Minimax Robust Designs for M-Estimated Models

TL;DR

This paper extends minimax robust experimental design theory from Least Squares to M-estimation, enhancing robustness against outliers and correlation structures.

Contribution

It introduces designs optimized for M-estimation, showing they are asymptotically similar to Least Squares designs with minor tuning adjustments.

Findings

Designs for Least Squares remain optimal asymptotically for M-estimation.

Proposed designs are robust against broad classes of correlation structures.

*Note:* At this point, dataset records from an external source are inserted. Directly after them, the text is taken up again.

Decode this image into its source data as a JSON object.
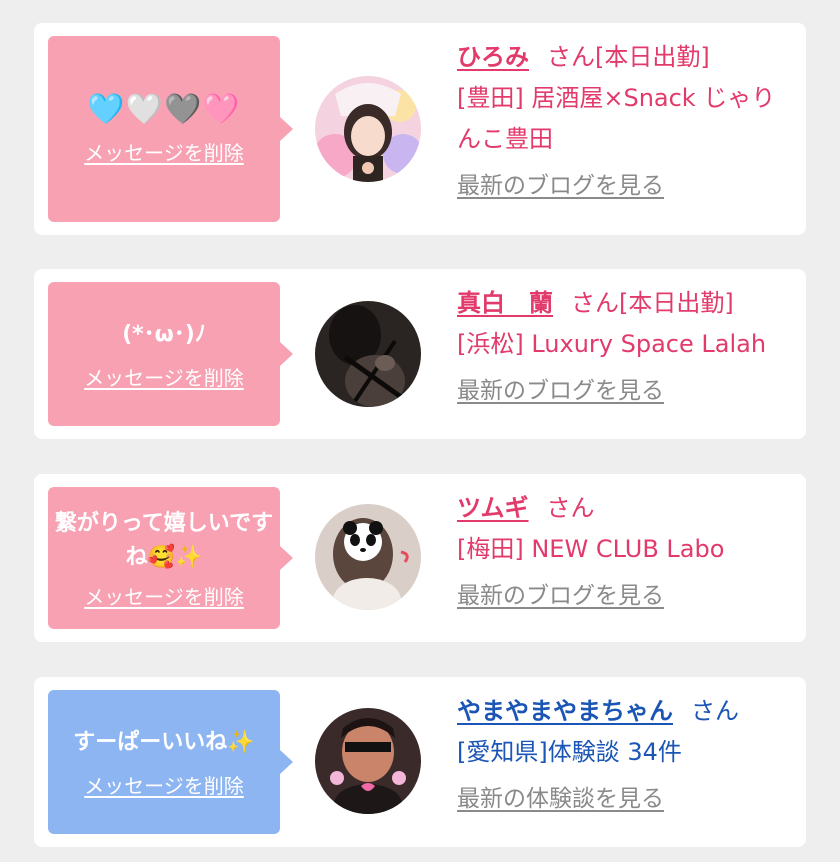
{
  "delete_label": "メッセージを削除",
  "suffix": "さん",
  "items": [
    {
      "message": "🩵🤍🩶🩷",
      "name": "ひろみ",
      "status": "[本日出勤]",
      "shop": "[豊田] 居酒屋×Snack じゃりんこ豊田",
      "link": "最新のブログを見る",
      "bubble_color": "#f7a1b3",
      "text_color": "#e23a6b"
    },
    {
      "message": "(*･ω･)ﾉ",
      "name": "真白　蘭",
      "status": "[本日出勤]",
      "shop": "[浜松] Luxury Space Lalah",
      "link": "最新のブログを見る",
      "bubble_color": "#f7a1b3",
      "text_color": "#e23a6b"
    },
    {
      "message": "繋がりって嬉しいですね🥰✨",
      "name": "ツムギ",
      "status": "",
      "shop": "[梅田] NEW CLUB Labo",
      "link": "最新のブログを見る",
      "bubble_color": "#f7a1b3",
      "text_color": "#e23a6b"
    },
    {
      "message": "すーぱーいいね✨",
      "name": "やまやまやまちゃん",
      "status": "",
      "shop": "[愛知県]体験談 34件",
      "link": "最新の体験談を見る",
      "bubble_color": "#8db5f2",
      "text_color": "#1b55b5"
    }
  ]
}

A minor change in tuning constant suffices for robustness.

Abstract

Experimental designs that are minimax in the presence of model misspecifications have been constructed so as to minimize the maximum, over classes of alternate response models, of the integrated mean squared error of the predicted values. The theory to date has focussed almost exclusively on Least Squares estimates. Here we extend this theory to designs tailored for M-estimation of parameters, thus obtaining additional robustness against outlying responses. We show that, subject to a minor change in a tuning constant, designs optimal for Least Squares remain so asymptotically for M-estimation. We argue that even this minor change should be ignored, and the tuning constant chosen in an ad hoc but sensible manner which does not depend on which M-estimate is being employed. Our designs and estimates, derived under an assumption of i.i.d. errors, are also shown to be robust, in a minimax sense, against broad classes of correlation structures.